The little we know about Dante's moves shows that in 1306, perhaps as a result of the hardening of Guelf attitudes in Bologna, he was in the Lunigiana. There, at Sarzana, Franceschino Malaspina, Marquis of Mulazzo, empowered Dante to negotiate with Antonio da Camilla, bishop of Luni, at Castelnuovo di Magra regarding contested rights over the castles of Sarzana, Carrara, Santo Stefano, and Bolano. The negotiations were successful, recognizing all the gains made by the Malaspina family during the thirteenth century and enhancing their prestige. In Purg. VIII. 122-32, in his imagined encounter with Corrado II, Dante praises this family for its chivalric virtues and the unique example it offers to a world gone astray. (Scott 40).

             Scott details this personal/political quest further by continuing to follow Dante's politiccs and life, and tracing his political motives in his works. This would have been a challenge to any individual authority of the church who held political favor of the individuals, whom Dante condemned or praised in his works.

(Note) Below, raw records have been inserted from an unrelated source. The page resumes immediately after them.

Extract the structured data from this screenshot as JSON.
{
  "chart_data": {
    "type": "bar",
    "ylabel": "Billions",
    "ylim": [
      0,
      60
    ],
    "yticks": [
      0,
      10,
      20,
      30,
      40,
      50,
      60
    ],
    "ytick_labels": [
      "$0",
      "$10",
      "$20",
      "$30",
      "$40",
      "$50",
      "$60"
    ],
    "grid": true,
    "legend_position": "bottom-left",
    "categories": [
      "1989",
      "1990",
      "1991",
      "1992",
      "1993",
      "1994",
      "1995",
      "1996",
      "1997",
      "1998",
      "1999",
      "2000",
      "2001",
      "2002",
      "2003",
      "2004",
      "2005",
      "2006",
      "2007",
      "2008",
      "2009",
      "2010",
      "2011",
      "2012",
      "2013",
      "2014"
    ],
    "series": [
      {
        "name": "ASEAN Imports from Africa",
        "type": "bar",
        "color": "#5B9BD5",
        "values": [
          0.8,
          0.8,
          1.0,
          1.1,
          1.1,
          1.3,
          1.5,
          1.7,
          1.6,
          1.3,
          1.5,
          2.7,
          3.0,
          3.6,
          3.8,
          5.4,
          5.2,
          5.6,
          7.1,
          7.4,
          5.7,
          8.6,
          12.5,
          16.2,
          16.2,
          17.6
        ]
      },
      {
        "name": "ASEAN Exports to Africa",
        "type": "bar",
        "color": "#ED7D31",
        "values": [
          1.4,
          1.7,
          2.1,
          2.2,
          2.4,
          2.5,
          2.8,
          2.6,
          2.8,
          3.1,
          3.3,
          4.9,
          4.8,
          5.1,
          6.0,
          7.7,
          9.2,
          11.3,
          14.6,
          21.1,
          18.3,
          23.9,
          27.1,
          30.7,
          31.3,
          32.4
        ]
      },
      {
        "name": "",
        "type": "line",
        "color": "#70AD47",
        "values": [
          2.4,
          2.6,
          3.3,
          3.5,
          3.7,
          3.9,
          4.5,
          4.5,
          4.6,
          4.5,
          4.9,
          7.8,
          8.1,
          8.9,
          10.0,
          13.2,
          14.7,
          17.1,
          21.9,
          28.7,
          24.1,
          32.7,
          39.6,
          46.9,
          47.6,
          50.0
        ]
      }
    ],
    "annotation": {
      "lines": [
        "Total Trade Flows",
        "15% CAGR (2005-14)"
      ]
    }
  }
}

             DanteEp. IV, of 1307-8, may well have been addressed to Moroello Malaspina, Marquis of Giovagallo, the "fiery vapor from Val di Magra" (Inf. XXIV. 145) who led the Black exiles to victory against the Whites of Pistoia, and whose wife Alagia Fieschi is praised in Purg. XIX. 142-45. If so, the exiled poet's friendship with a Black Guelf general (perhaps as a result of Cino da Pistoia's mediation) is another instance of the attempts at pacification that were a consequence of the policies practiced by the papal legates in Italy, and which may also have left their mark on the political catholicism that inspired Dante's choice of exempla in his Purgatorio. Hopes for a general reconciliation reached a climax -- followed by total failure (Scott 40) .

             Dante, traced his own personal economic and political trials through his experiences in a system, not unlike that described by his Catholic faith, and yet in so doing he must have known that he would challenge the Catholic ideal of centralized authority and power.